Wes Craven es un cinéfilo. Muchas de sus películas reflejan la pasión del observador obsesivo que sabe crear relecturas o tímidos pero cálidos homenajes. Muchas veces barnizados, no tan fáciles de sacar a la luz. Si la Última casa a la izquierda (1972) era “su» versión de El manantial de la Doncella (1959) de Bergman, o Las colinas tienen ojos (1977) hallaba su génesis en La masacre de Texas (1974) de Tobe Hooper, (enormes connotaciones freudianas unen a estas dos de Craven, formando un díptico donde la intertextualidad mayor era la naturaleza salvaje del ser humano, fuera de la moral impuesta por las sociedades tanto dentro como por fuera de la religión: Craven es ateo), La serpiente y el arco iris (1988) se carga a sus espaldas el clásico White Zombie (1932) de Victor Halperin, en constante mashup con La noche de los muertos vivientes (1968) de George Romero.
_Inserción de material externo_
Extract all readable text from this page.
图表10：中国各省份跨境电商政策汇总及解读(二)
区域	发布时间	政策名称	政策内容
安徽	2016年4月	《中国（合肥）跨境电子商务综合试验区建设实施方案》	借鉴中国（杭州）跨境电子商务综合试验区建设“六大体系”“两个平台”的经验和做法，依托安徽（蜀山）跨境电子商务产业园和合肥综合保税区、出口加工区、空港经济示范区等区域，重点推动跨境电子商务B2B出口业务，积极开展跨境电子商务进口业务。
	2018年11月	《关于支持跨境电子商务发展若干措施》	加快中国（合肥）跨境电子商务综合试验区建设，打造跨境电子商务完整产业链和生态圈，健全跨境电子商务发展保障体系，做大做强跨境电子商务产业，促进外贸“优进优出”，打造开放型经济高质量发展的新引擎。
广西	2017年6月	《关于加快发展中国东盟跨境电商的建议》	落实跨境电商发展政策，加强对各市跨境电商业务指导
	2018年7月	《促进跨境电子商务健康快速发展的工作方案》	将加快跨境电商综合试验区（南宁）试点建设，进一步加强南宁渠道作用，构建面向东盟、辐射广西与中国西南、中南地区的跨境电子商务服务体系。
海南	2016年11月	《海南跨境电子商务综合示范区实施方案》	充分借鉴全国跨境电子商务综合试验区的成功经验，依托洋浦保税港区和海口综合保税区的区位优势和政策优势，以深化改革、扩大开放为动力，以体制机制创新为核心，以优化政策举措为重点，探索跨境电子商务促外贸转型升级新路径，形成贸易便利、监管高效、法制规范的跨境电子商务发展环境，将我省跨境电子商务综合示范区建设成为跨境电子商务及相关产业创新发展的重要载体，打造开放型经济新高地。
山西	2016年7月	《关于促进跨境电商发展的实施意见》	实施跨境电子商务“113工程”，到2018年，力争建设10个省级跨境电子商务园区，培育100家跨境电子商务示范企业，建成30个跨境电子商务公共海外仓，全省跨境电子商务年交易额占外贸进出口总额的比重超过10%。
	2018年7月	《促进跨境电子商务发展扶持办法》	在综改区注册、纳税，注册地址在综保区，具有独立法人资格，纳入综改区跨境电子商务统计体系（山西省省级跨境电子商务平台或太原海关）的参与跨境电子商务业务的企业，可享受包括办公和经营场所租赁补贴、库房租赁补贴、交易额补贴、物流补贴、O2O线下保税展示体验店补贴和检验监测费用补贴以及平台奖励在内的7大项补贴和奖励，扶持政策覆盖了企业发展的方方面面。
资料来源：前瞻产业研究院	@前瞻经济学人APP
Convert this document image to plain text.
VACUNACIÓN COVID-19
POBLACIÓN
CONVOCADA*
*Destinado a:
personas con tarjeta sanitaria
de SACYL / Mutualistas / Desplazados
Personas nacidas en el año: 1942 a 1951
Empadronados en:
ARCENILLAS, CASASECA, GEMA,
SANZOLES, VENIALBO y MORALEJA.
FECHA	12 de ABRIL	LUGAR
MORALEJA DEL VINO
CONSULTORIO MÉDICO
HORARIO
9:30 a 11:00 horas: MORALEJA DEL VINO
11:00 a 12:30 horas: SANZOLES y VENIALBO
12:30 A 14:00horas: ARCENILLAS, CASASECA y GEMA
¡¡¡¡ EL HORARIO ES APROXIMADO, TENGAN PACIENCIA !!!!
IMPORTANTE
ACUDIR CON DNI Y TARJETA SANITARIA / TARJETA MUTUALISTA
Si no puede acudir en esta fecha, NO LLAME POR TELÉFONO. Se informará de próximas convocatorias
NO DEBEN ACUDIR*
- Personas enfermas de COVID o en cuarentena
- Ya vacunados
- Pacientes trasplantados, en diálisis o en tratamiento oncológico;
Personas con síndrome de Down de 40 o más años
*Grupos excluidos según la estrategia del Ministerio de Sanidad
Si bien su cine habitualmente no se ancla en el homenaje netamente impuesto como discurso visual del posmodernismo (como si lo hacen Tarantino o Rob Zombie), sí se acerca a ese discurso en su obra maestra Scream (1996). Pero esa es otra saga. Acá lo que importa son dos de sus películas más radicales en alusión a su discurso político y cinematográfico: la ya mencionada La serpiente y el arco iris y La gente detrás de las paredes (1992).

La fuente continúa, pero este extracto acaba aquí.